Baltimore police mental health
Baltimore police are prioritizing officers' mental health
02:39 - Source: CNN
CNN  — 

It’s the problem that keeps Baltimore Mayor Bernard “Jack” Young up at night, and it’s the first thing he thinks about in the morning.

“Our residents deserve to live without the fear of violence and it is my obligation and duty to leverage every resource and tool available to stop the cycle of violence that is crippling our city,” Young said in his end-of-year news conference on public safety Monday.

“We cannot stop violent crime through policing alone. We must use both community-based interventions and an integrated crime-fighting strategy,” he said.

With hours still left to go in 2019, there have been 347 homicides in Baltimore this year, the highest per capita in recent years, according to Lester Davis, the mayor’s spokesman. The figure also marks five years in a row that the number of homicides has been over 300, according to the Baltimore Sun’s homicide database. It’s also close to the highest number of homicides ever recorded in the city in one year: 353, in 1993.

In an op-ed published in the Sun, Young lays out his plan, which focuses on identifying and charging gun crimes and holding weekly case reviews with the police department and the State’s Attorney’s Office to examine homicides, non-fatal shootings and armed robberies. He says he has received pledges of support from the governor’s office and the federal government.

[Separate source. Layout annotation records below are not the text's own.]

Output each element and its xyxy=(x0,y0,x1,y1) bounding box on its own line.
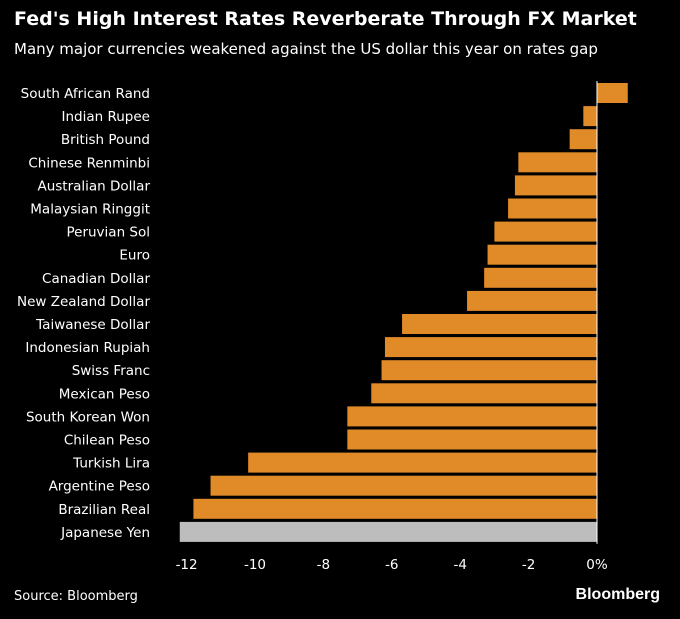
bar xyxy=(371,383,597,404)
x-tick-label: -6 xyxy=(385,557,398,573)
category-label: Australian Dollar xyxy=(37,178,150,194)
category-label: South Korean Won xyxy=(26,409,150,425)
category-label: Argentine Peso xyxy=(49,479,150,495)
bar xyxy=(484,267,597,288)
category-label: Chilean Peso xyxy=(64,433,150,449)
bar xyxy=(381,360,597,381)
category-label: Canadian Dollar xyxy=(42,271,150,287)
x-tick-label: 0% xyxy=(586,557,608,573)
source-note: Source: Bloomberg xyxy=(14,589,138,604)
bar xyxy=(597,83,628,103)
category-label: Indian Rupee xyxy=(62,109,151,125)
bar xyxy=(583,106,597,127)
x-tick-label: -4 xyxy=(453,557,466,573)
category-label: Malaysian Ringgit xyxy=(30,202,150,218)
bar xyxy=(347,429,597,450)
category-label: British Pound xyxy=(61,132,150,148)
bar xyxy=(384,337,597,358)
category-label: Turkish Lira xyxy=(72,456,150,472)
bar xyxy=(518,152,597,173)
bar xyxy=(210,475,598,496)
bar xyxy=(569,129,597,150)
bar xyxy=(193,498,597,519)
category-label: Japanese Yen xyxy=(60,525,150,541)
category-label: New Zealand Dollar xyxy=(17,294,150,310)
x-tick-label: -12 xyxy=(176,557,198,573)
bar xyxy=(487,244,597,265)
category-label: Swiss Franc xyxy=(72,363,150,379)
category-label: South African Rand xyxy=(21,86,150,102)
bar xyxy=(508,198,597,219)
category-label: Brazilian Real xyxy=(58,502,150,518)
x-tick-label: -2 xyxy=(522,557,535,573)
bar xyxy=(402,314,597,334)
bar xyxy=(494,221,597,242)
bar xyxy=(179,521,597,542)
bloomberg-logo: Bloomberg xyxy=(575,586,660,603)
x-tick-label: -8 xyxy=(317,557,330,573)
category-label: Indonesian Rupiah xyxy=(25,340,150,356)
chart-subtitle: Many major currencies weakened against t… xyxy=(14,40,598,58)
category-label: Euro xyxy=(119,248,150,264)
x-tick-label: -10 xyxy=(244,557,266,573)
chart-title: Fed's High Interest Rates Reverberate Th… xyxy=(14,8,637,30)
category-label: Peruvian Sol xyxy=(66,225,150,241)
category-label: Taiwanese Dollar xyxy=(35,317,150,333)
bar xyxy=(514,175,597,196)
bar xyxy=(347,406,597,427)
bar xyxy=(248,452,597,473)
category-label: Chinese Renminbi xyxy=(28,155,150,171)
bar xyxy=(467,290,597,311)
category-label: Mexican Peso xyxy=(59,386,150,402)
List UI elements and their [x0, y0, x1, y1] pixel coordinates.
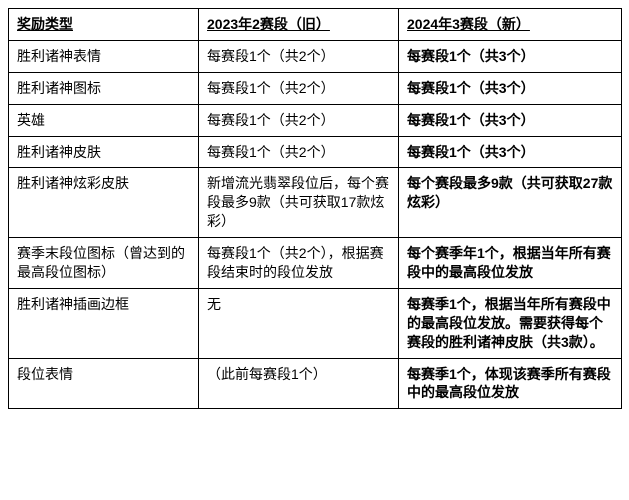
cell-type: 胜利诸神皮肤 [9, 136, 199, 168]
cell-type: 赛季末段位图标（曾达到的最高段位图标） [9, 238, 199, 289]
cell-type: 英雄 [9, 104, 199, 136]
cell-old: 每赛段1个（共2个），根据赛段结束时的段位发放 [199, 238, 399, 289]
col-header-old: 2023年2赛段（旧） [199, 9, 399, 41]
table-row: 胜利诸神图标 每赛段1个（共2个） 每赛段1个（共3个） [9, 72, 622, 104]
cell-new: 每个赛季年1个，根据当年所有赛段中的最高段位发放 [399, 238, 622, 289]
cell-new: 每赛段1个（共3个） [399, 40, 622, 72]
cell-type: 段位表情 [9, 358, 199, 409]
cell-type: 胜利诸神插画边框 [9, 288, 199, 358]
cell-old: 每赛段1个（共2个） [199, 104, 399, 136]
cell-new: 每赛段1个（共3个） [399, 104, 622, 136]
table-row: 段位表情 （此前每赛段1个） 每赛季1个，体现该赛季所有赛段中的最高段位发放 [9, 358, 622, 409]
cell-type: 胜利诸神图标 [9, 72, 199, 104]
cell-type: 胜利诸神炫彩皮肤 [9, 168, 199, 238]
table-row: 胜利诸神炫彩皮肤 新增流光翡翠段位后，每个赛段最多9款（共可获取17款炫彩） 每… [9, 168, 622, 238]
cell-old: 每赛段1个（共2个） [199, 72, 399, 104]
cell-old: （此前每赛段1个） [199, 358, 399, 409]
col-header-type: 奖励类型 [9, 9, 199, 41]
cell-new: 每赛段1个（共3个） [399, 136, 622, 168]
cell-old: 每赛段1个（共2个） [199, 40, 399, 72]
cell-old: 每赛段1个（共2个） [199, 136, 399, 168]
table-row: 胜利诸神插画边框 无 每赛季1个，根据当年所有赛段中的最高段位发放。需要获得每个… [9, 288, 622, 358]
table-row: 赛季末段位图标（曾达到的最高段位图标） 每赛段1个（共2个），根据赛段结束时的段… [9, 238, 622, 289]
cell-old: 无 [199, 288, 399, 358]
col-header-new: 2024年3赛段（新） [399, 9, 622, 41]
table-row: 胜利诸神皮肤 每赛段1个（共2个） 每赛段1个（共3个） [9, 136, 622, 168]
cell-type: 胜利诸神表情 [9, 40, 199, 72]
cell-old: 新增流光翡翠段位后，每个赛段最多9款（共可获取17款炫彩） [199, 168, 399, 238]
table-row: 胜利诸神表情 每赛段1个（共2个） 每赛段1个（共3个） [9, 40, 622, 72]
reward-comparison-table: 奖励类型 2023年2赛段（旧） 2024年3赛段（新） 胜利诸神表情 每赛段1… [8, 8, 622, 409]
table-header-row: 奖励类型 2023年2赛段（旧） 2024年3赛段（新） [9, 9, 622, 41]
cell-new: 每赛季1个，根据当年所有赛段中的最高段位发放。需要获得每个赛段的胜利诸神皮肤（共… [399, 288, 622, 358]
table-row: 英雄 每赛段1个（共2个） 每赛段1个（共3个） [9, 104, 622, 136]
cell-new: 每赛季1个，体现该赛季所有赛段中的最高段位发放 [399, 358, 622, 409]
cell-new: 每赛段1个（共3个） [399, 72, 622, 104]
cell-new: 每个赛段最多9款（共可获取27款炫彩） [399, 168, 622, 238]
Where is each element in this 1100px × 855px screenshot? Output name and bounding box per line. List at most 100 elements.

Below his op-ed, the names of those killed in the city this year are listed, filling more space than the mayor’s column.

Any act of violence is one too many

Public Safety Deputy Chief of Staff Sunny Schnitzer said the administration will focus on data-driven policies as well as data-driven policing in the new year.

“The level of violence that we’ve experienced over the past several years is completely unacceptable,” she said during the mayor’s news conference. “Any act of violence is one too many.”

Police will focus the bulk of their analyses on gun crimes, Schnitzer said, and the city has hired a crime analyst to work with the police department and the sheriff’s office to prioritize warrants for violent offenses.

Treating violence like a disease

Baltimore Police Commissioner Michael Harrison said that as they work on improving their policing, “the work doesn’t stop while we reform.”

He says he finds the number of people shot and killed in the city “deeply disturbing.”

“That level of violence simply cannot be tolerated in a civil society, much less in a great city like Baltimore,” Harrison said.

He says he plans to treat the “actual disease” of violence, instead of what he described as the symptoms.

“[W]hen we only treat symptoms and never deal with root cause issues, violence, like a disease, builds resistance. It gets stronger and becomes more difficult to eradicate,” the commissioner said.

Harrison also said that even though the number of shootings and homicides is “unacceptably high,” the police department saw reductions for the year in almost every other crime category, including robberies, burglaries, rapes, and overall violent crime. Nearly 2,000 illegal guns were seized in 2019, he added.

Police union: It’s not rocket science

The city’s Fraternal Order of Police issued a statement Tuesday, criticizing the administration as being “out of touch.”

“This is not the first year we have had over 300 homicides, so why has it taken so long for this ‘plan’ to be presented?” the statement said.

“It’s not rocket science and to see it announced as though a light bulb suddenly went off in the minds of both the Mayor and Police Commissioner is terribly disconcerting.”

The FOP said police patrol ranks are “hundreds of officers short” and detectives are handling overwhelming caseloads, and charged that the department didn’t have the support of the city’s leadership or the BPD administration.

It also said the BPD is having trouble recruiting and retaining officers due to working conditions and the requirements of a federal consent decree, agreed to by the city in 2017, two years after the controversial death of Freddie Gray.

Changing Baltimore’s culture of violence

The mayor says his administration will “remain relentless” in pursuit of a safer Baltimore.

“We can talk all day about what to do after someone is killed, but we must also have a hard conversation about why the perpetrators of violence have no regards for human life,” Young said. “That’s the culture of violence that has taken root in our beloved city. And under my administration, we will not stop working our prime plan and making adjustments as needed until we change this culture of violence.”

“We owe it to ourselves and to the victims who are no longer with us.”